The Ongoing CPU Security Mitigation Impact On The Core i9 10900K Comet Lake
At least for the workloads tested this round, when booting the new Intel Core i9 10900K "Comet Lake" processor with the software-controlled CPU security mitigations disabled, the overall performance was elevated by about 6% depending upon the workload. Here is a look at the out-of-the-box security mitigations for this new Intel desktop CPU against foregoing the default CPU security mitigations and running an unprotected configuration to see what the pre-Spectre performance looks like.

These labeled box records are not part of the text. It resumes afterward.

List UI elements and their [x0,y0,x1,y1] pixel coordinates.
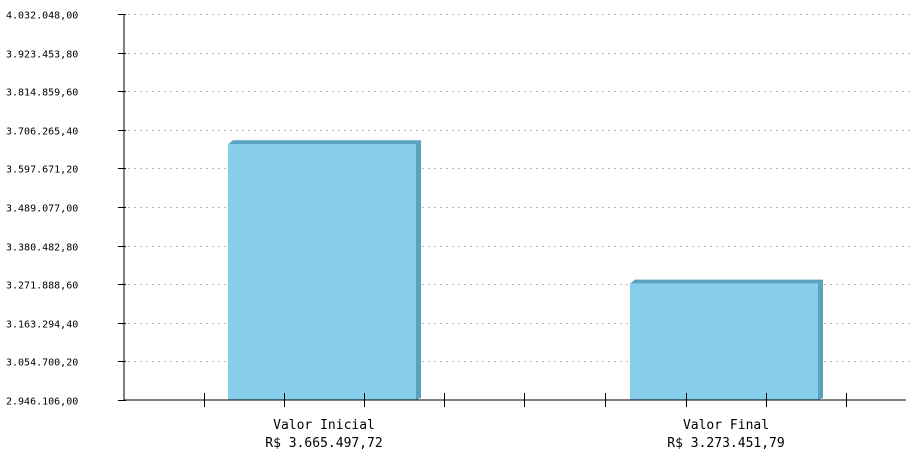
y-tick-label: 3.814.859,60 [6,88,78,99]
y-tick-label: 3.923.453,80 [6,50,78,61]
y-tick-label: 2.946.106,00 [6,397,78,408]
category-labels: Valor Inicial R$ 3.665.497,72 Valor Final R… [265,418,784,451]
y-tick-label: 3.706.265,40 [6,127,78,138]
category-label: Valor Inicial [273,418,375,433]
y-tick-label: 4.032.048,00 [6,11,78,22]
y-tick-label: 3.163.294,40 [6,320,78,331]
x-axis-ticks [204,393,847,407]
bars [228,140,823,400]
y-tick-label: 3.489.077,00 [6,204,78,215]
y-axis-ticks: 2.946.106,00 3.054.700,20 3.163.294,40 3.27… [6,11,126,408]
category-value-label: R$ 3.273.451,79 [667,436,784,451]
category-label: Valor Final [683,418,769,433]
y-tick-label: 3.380.482,80 [6,243,78,254]
category-value-label: R$ 3.665.497,72 [265,436,382,451]
bar [228,144,416,400]
axes [123,14,906,401]
y-tick-label: 3.271.888,60 [6,281,78,292]
y-tick-label: 3.054.700,20 [6,358,78,369]
y-tick-label: 3.597.671,20 [6,165,78,176]
bar [630,283,818,400]
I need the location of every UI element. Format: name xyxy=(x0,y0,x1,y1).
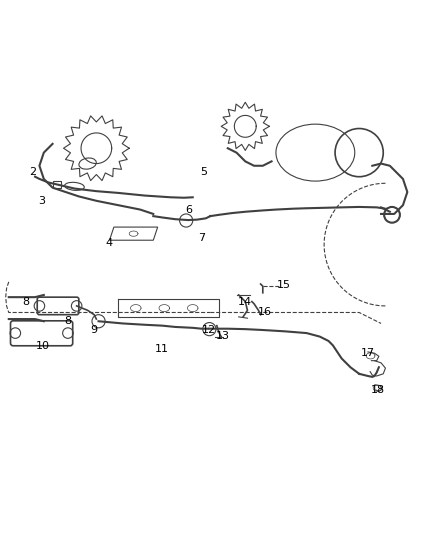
Text: 15: 15 xyxy=(277,280,291,290)
Text: 13: 13 xyxy=(215,330,230,341)
Text: 7: 7 xyxy=(198,233,205,243)
Text: 14: 14 xyxy=(237,297,251,308)
Text: 10: 10 xyxy=(36,341,50,351)
Text: 8: 8 xyxy=(22,296,29,306)
Text: 6: 6 xyxy=(186,205,193,215)
Text: 12: 12 xyxy=(202,325,216,335)
Text: 2: 2 xyxy=(29,167,36,177)
Text: 5: 5 xyxy=(200,167,207,177)
Text: 17: 17 xyxy=(361,348,375,358)
Text: 11: 11 xyxy=(155,344,169,354)
Text: 8: 8 xyxy=(64,316,71,326)
Text: 4: 4 xyxy=(105,238,112,248)
Text: 3: 3 xyxy=(38,196,45,206)
Text: 16: 16 xyxy=(258,308,272,318)
Text: 18: 18 xyxy=(371,385,385,395)
Text: 9: 9 xyxy=(91,325,98,335)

With the recently launched Intel Core i9 10900K while it is a sizable upgrade over the Core i9 9900K, there is still a performance penalty to the CPU security mitigations even with much of it being baked into the hardware. This round of benchmarking has the 10-core / 20-thread CPU that turbo boosts up to 5.3GHz running in its default/out-of-the-box configuration and then again when booting the same Linux kernel build with "mitigations=off" for disabling the software-toggleable mitigations. This is looking solely at those mitigations by default and not any maximum mitigations, like disabling SMT/HT.
The default state of the security mitigations for the Core i9 10900K are:
itlb_multihit: KVM - Mitigation of Split huge pages
l1tf: Not affected
mds: Not affected
meltdown: Not affected
spec_store_bypass: Mitigation of SSB disabled via prctl and seccomp
spectre_v1: Mitigation of usercopy/swapgs barriers and __user pointer sanitization
spectre_v2: Mitigation of Enhanced IBRS IBPB: conditional RSB filling
tsx_async_abort: Not affected
When booting the system with the "mitigations=off" kernel option, for the purposes of this comparison is basically disabling of the Spectre mitigations for allowing better performance but at the risk of making the system vulnerable to exploit.
This testing was with the Core i9 10900K running Ubuntu 20.04 LTS with the latest Linux 5.7 Git kernel for the latest mitigation coverage. The only changes made during testing were testing the system out-of-the-box and then again with the "mitigations=off" configuration.